Collecting Diagnostics#
When investigating Venice issues, collect diagnostics before restarting services — they are essential for root cause analysis. These tools apply to any Venice JVM process (server, router, controller, or client).
Heap Dump#
Use when: high memory usage, suspected memory leaks, store buffer memory issues, or when you need to inspect runtime state that isn't visible in logs.
Heap dumps capture the full state of the JVM heap — which objects are consuming memory, and the actual values of variables and object fields at the time of capture. Analyze with HeapDumpStarDiver, which converts heap dumps to Parquet files for SQL analysis and includes an MCP server that enables AI agents to query heap data and assist with memory analysis.
Thread Dump#
Use when: suspected deadlocks, stuck threads, high CPU with no obvious cause.
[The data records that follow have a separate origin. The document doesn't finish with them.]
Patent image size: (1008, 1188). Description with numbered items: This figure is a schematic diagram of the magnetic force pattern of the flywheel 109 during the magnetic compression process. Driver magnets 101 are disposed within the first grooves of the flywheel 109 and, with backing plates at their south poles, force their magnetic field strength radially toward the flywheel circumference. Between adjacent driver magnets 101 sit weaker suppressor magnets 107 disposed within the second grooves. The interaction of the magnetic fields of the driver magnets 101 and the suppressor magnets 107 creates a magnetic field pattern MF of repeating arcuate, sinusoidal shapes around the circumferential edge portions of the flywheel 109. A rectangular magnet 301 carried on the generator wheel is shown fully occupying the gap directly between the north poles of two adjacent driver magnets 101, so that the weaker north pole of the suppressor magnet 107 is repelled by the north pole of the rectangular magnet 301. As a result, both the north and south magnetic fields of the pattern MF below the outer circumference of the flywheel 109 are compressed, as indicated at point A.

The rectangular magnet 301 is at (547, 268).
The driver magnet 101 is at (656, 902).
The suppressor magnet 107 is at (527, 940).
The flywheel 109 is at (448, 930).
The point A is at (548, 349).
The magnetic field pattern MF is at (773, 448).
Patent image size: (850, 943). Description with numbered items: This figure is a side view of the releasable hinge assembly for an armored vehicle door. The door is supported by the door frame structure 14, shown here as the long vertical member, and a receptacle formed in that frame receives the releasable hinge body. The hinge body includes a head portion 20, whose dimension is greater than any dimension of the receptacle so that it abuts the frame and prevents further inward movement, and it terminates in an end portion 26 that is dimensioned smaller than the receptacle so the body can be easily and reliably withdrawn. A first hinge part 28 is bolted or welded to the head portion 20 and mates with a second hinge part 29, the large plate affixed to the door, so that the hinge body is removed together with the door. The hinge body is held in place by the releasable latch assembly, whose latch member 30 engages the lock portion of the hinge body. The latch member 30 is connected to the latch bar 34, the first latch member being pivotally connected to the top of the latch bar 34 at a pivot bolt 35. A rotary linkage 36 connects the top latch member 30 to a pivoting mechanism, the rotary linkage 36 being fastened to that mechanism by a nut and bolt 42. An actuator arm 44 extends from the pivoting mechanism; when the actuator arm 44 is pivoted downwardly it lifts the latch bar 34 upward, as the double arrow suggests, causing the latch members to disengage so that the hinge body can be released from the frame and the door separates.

Thread dumps show what every thread is doing at that moment. Look for threads in BLOCKED or WAITING state, and for lock contention between threads.
JFR (Java Flight Recorder) Profile#
Use when: latency spikes, CPU contention, thread contention, or when you need to understand where time is being spent.
JFR captures CPU profiling, thread contention, lock waits, GC (garbage collection) activity, and I/O with low overhead. Especially useful for:
- Latency spikes — JFR can identify JIT deoptimization. Collecting a profile may itself resolve latency spikes by triggering JIT recompilation.
- Thread contention — shows which threads are competing for locks (e.g., SSL handshake thread pool saturation).
- CPU hotspots — identifies which methods are consuming the most CPU time.
Analyze JFR recordings with JDK Mission Control.